ISLAMABAD - Improving the precarious balance of payments position, bringing down the fiscal deficit, avoiding debt trap, keeping inflation in check and yet grow are the major macroeconomic challenges that the economy is faced with’, says quarterly Economy Watch launched by Pakistan Institute of Development Economics (PIDE).
The document released examines the state October-December 2013 quarter covering almost all the macroeconomic aspects of the economy. The document also offers viewpoint on some key economic issues. The report points out that the weakness of balance of payments position, including the low level of foreign reserves, has made the Rupee vulnerable to speculative attacks with at least two spikes being observed in the last couple of months. The exchange rate has depreciated by 6.9 percent since June 1 2013. The Watch argues that the low reserves have circumscribed the authorities’ ability to counter speculative attacks by aggressively intervening in the market and this makes the rupee vulnerable. The report highlights that public debt has exceeded the limit of 60 percent of GDP specified in Fiscal Responsibility Debt Limitation Act (FRDL). The report goes on to stress that mere the act of reporting crossing of the debt limit to the Parliament, as required under FRDL, is not enough to rein in the burgeoning debt.
The document calls for a stronger proviso to respect the debt ceiling.
The PIDE Economy Watch states that though the credit to the private sector has picked up in recent months, however, with the government borrowing heavily from the SBP there is still substantial crowding out of the private sector. With government’s appetite for borrowing rather huge and SBP’s discount rate high enough, the banks have all the incentive to indulge in ‘risk-free’ lending to the SBP rather than undertake risky and time consuming lending to private sector, states the Watch.
The PIDE Economy Watch hints at the prevalence of political business cycle phenomenon in Pakistan before and after the elections of 2008 and 2013. The report argues that before the elections of 2008 and 2013 expansionary policies were pursued. Difficult adjustments like passing on the increase in oil and utility prices and adjusting the exchange rate were delayed necessitating the need to follow contractionary polices post-elections. The pre-election expansionary policies are one reason why incoming regimes inherit the economy in poor shape, states the report. The document further states that these expansionary policies are often financed by money-printing from the SBP.
Building on from this, the report stresses that an independent central bank is essential to avoid the kind of economic fluctuations mentioned above. Under the prevailing SBP act the Governor SBP is appointed for a term of three years with an option of contract renewal for another term at the discretion of the government. Arguing that the provision of renewal at the discretion of the government has the potential to compromise the independence of the Governor, the document suggest a single term of 5-6 years. The report also emphasises that a criteria and procedure needs to developed for appointment of the Governor of the SBP while benefitting from international best practices in this regard.

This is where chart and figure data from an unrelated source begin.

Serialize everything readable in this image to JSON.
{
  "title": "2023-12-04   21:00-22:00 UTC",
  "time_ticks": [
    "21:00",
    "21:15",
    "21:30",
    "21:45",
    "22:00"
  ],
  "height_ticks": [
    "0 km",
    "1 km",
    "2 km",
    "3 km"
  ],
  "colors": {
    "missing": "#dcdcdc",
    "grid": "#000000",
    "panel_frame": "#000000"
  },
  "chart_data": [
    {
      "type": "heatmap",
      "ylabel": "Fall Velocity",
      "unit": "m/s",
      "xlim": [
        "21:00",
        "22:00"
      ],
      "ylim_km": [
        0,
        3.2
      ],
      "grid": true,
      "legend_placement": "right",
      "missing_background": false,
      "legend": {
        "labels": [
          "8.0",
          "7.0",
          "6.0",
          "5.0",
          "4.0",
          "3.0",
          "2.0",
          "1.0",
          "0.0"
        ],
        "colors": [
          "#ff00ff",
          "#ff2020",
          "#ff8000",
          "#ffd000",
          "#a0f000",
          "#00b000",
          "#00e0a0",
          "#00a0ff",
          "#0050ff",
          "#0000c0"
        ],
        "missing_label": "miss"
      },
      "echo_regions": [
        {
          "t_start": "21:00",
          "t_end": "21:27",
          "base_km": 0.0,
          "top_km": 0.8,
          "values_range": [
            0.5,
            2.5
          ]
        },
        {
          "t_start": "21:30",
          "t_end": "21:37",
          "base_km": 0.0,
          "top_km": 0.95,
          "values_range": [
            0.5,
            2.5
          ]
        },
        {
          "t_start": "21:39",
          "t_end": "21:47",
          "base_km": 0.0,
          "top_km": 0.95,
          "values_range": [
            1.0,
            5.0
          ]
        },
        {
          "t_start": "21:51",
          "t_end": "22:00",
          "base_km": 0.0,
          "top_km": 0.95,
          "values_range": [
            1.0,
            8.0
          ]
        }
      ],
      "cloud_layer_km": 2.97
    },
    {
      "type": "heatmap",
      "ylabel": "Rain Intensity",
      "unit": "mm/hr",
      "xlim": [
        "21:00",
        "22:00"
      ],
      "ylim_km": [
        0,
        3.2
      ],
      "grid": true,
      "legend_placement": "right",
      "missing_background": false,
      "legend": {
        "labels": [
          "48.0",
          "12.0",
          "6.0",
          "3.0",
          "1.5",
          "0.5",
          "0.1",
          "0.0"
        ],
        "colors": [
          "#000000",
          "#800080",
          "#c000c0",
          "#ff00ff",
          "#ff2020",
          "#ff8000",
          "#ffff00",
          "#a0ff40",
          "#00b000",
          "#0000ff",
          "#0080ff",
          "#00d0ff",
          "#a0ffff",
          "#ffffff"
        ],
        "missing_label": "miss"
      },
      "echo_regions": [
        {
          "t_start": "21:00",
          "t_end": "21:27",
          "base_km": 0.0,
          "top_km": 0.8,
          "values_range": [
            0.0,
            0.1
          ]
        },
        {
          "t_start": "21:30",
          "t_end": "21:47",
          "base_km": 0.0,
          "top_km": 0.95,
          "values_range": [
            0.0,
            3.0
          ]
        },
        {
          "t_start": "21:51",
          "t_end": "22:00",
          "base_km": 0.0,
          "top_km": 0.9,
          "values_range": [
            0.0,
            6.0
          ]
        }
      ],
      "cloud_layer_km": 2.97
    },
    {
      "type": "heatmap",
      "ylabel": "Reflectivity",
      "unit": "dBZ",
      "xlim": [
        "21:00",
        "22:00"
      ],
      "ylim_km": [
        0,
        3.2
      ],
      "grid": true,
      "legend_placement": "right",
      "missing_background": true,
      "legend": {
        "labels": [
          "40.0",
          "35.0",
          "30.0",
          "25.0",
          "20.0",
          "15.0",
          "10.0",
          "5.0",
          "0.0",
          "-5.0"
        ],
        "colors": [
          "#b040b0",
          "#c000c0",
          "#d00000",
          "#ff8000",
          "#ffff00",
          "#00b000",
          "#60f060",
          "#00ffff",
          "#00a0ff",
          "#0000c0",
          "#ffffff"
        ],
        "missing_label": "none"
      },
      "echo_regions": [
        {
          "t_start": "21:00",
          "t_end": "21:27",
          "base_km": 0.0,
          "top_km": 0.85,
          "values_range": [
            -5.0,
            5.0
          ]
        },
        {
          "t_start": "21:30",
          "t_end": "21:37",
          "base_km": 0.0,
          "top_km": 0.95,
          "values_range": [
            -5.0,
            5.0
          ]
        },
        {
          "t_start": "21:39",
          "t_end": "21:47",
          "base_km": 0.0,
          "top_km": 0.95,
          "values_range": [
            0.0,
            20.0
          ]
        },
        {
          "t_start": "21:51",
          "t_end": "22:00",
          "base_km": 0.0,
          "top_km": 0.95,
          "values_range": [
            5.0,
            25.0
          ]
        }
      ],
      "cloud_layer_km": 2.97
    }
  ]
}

Commenting on the GSP Plus status granted to Pakistan for a period of 10 years by European Union, the report welcomes it as a great opportunity for the country. The report urges that while facilitating exporters to exploit this opportunity, a cost-benefit analysis would be essential, especially if this involves diversion of resources from one industry to another. The case of diversion of gas from some IPPs has been cited as an example. The report also stresses that GSP plus is essentially based on the infant industry argument and the exporters should use the ten-year period to become competitive on their own in the international market.